Manevi Eğitim Okulu

Mânevî eğitimde insanın rûhuna tesir maksadıyla başvurulan vâsıtaların başında “sohbet” gelir. Sohbeti tesirli kılansa, “ihlâs”tır. Kelimelere yüklenen mânâların kalplere nakşedilerek şahsiyet ve davranışları olgunlaştırması, ihlâs sayesinde gerçekleşir.

İhlâsla icrâ edilen mânevî sohbetlerdeki beraberlikte, -fizikteki birleşik kaplar kânunu misâli- kalpler birbirinden istifâde eder. Hâl transferi ve tesir alışverişi gerçekleşir. Zamanla kalbî keyfiyetler; zevkler, nefretler, duyuşlar ve görüşler birbirine benzemeye başlar.

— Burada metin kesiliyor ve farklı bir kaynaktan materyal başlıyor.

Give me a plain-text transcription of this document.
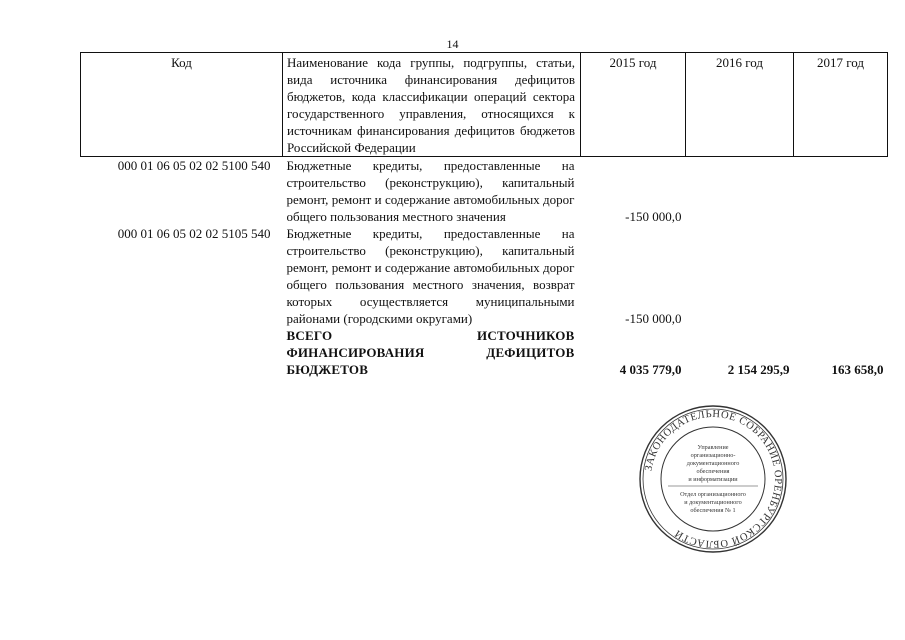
14
Код	Наименование кода группы, подгруппы, статьи, вида источника финансирования дефицитов бюджетов, кода классификации операций сектора государственного управления, относящихся к источникам финансирования дефицитов бюджетов Российской Федерации	2015 год	2016 год	2017 год
000 01 06 05 02 02 5100 540	Бюджетные кредиты, предоставленные на строительство (реконструкцию), капитальный ремонт, ремонт и содержание автомобильных дорог общего пользования местного значения	-150 000,0		
000 01 06 05 02 02 5105 540	Бюджетные кредиты, предоставленные на строительство (реконструкцию), капитальный ремонт, ремонт и содержание автомобильных дорог общего пользования местного значения, возврат которых осуществляется муниципальными районами (городскими округами)	-150 000,0		
	ВСЕГО ИСТОЧНИКОВ ФИНАНСИРОВАНИЯ ДЕФИЦИТОВ БЮДЖЕТОВ	4 035 779,0	2 154 295,9	163 658,0
ЗАКОНОДАТЕЛЬНОЕ СОБРАНИЕ ОРЕНБУРГСКОЙ ОБЛАСТИ
Управление
организационно-
документационного
обеспечения
и информатизации
Отдел организационного
и документационного
обеспечения № 1
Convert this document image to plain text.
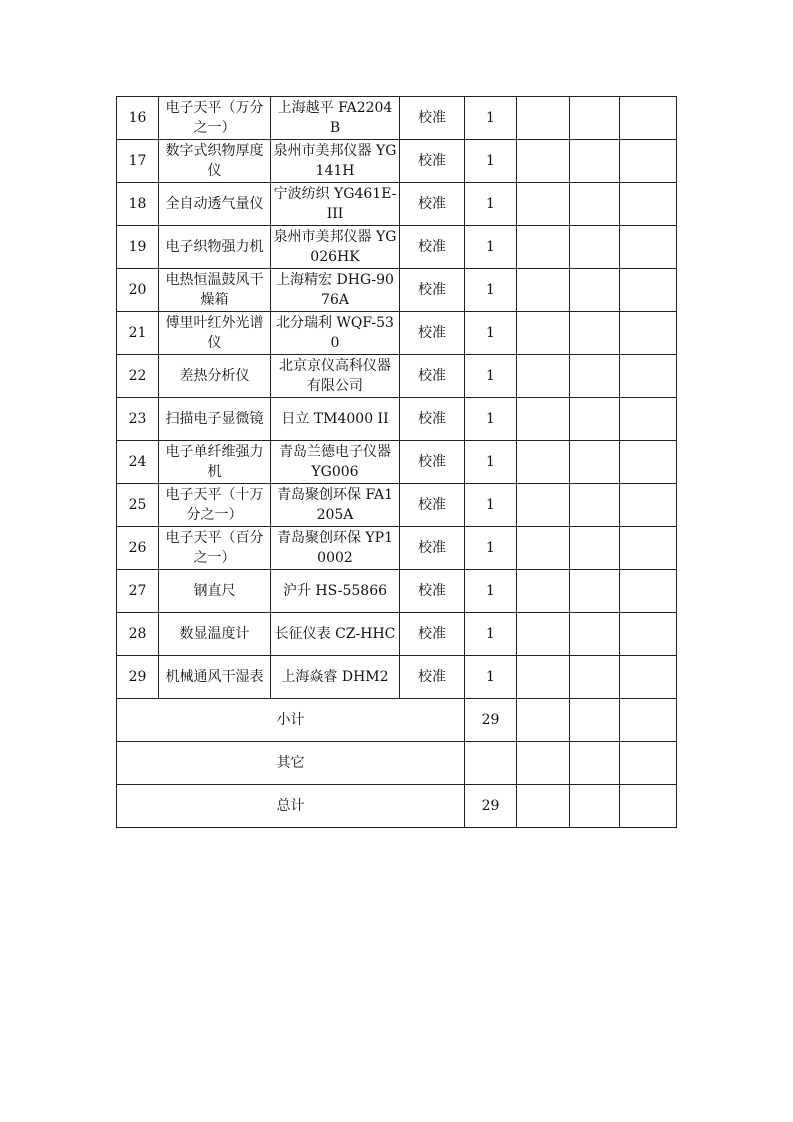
16	电子天平（万分之一）	上海越平 FA2204B	校准	1			
17	数字式织物厚度仪	泉州市美邦仪器 YG 141H	校准	1			
18	全自动透气量仪	宁波纺织 YG461E-III	校准	1			
19	电子织物强力机	泉州市美邦仪器 YG026HK	校准	1			
20	电热恒温鼓风干燥箱	上海精宏 DHG-9076A	校准	1			
21	傅里叶红外光谱仪	北分瑞利 WQF-530	校准	1			
22	差热分析仪	北京京仪高科仪器有限公司	校准	1			
23	扫描电子显微镜	日立 TM4000 II	校准	1			
24	电子单纤维强力机	青岛兰德电子仪器 YG006	校准	1			
25	电子天平（十万分之一）	青岛聚创环保 FA1205A	校准	1			
26	电子天平（百分之一）	青岛聚创环保 YP10002	校准	1			
27	钢直尺	沪升 HS-55866	校准	1			
28	数显温度计	长征仪表 CZ-HHC	校准	1			
29	机械通风干湿表	上海焱睿 DHM2	校准	1			
小计				29			
其它							
总计				29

İNSANIN MÂNEN OLGUNLAŞMASI

“İnsan” kelimesinin “nisyân: unutmak” ve “ünsiyet: alışmak” kelimeleriyle mânâ bakımından yakın bir alâkası vardır. Yani Cenâb-ı Hak, insanı eğitime, telkine ve hatırlatmaya muhtaç bir tabiatta yaratmıştır. İnsanın mânen olgunlaşıp kemâle ermesi için eğitime ihtiyacı vardır.

Eğitilmeyen insan, sahip olduğu güzellikleri zamanla unutur ve kaybeder. Tıpkı, zararlı otlar, dikenler ve karmakarışık bir vaziyette büyümüş ağaçlarla kaplı, bakımsız bir arâzi hâline gelir. Eğitim sâyesinde ise, en kaba insan bile hassas, zarif ve kâmil bir İslâm şahsiyeti kazanabilir. Tıpkı ham bir ağaç kütüğünden son derece zarif bir sanat eserinin vücûda gelmesi gibi…

Rasûlullah -sallâllâhu aleyhi ve sellem- şöyle buyurur:

“Doğan her çocuk (İslâm) fıtratı üzere saf ve tertemiz doğar. Sonra annesi babası onu yahudî, hristiyan veya mecûsî yapar. Tıpkı hayvan yavrusunun bütün âzâları tam olarak sapasağlam doğması gibi… (Sonradan sahibi onun kulağını keser veya başka bir yerini bozar). Hiç, yavrunun kulağı kesik olarak doğduğunu görüyor musunuz?” (Buhârî, Cenâiz, 80; Müslim, Kader, 22, 23; Ahmed, II, 253)

EFENDİMİZ'İN NEBEVİ TERBİYESİ

İmam Gazâlî Hazretleri de şöyle buyurur: “İnsan bal mumu gibidir. Terbiye ile ona -müsbet veya menfî- istenilen şekil verilebilir.”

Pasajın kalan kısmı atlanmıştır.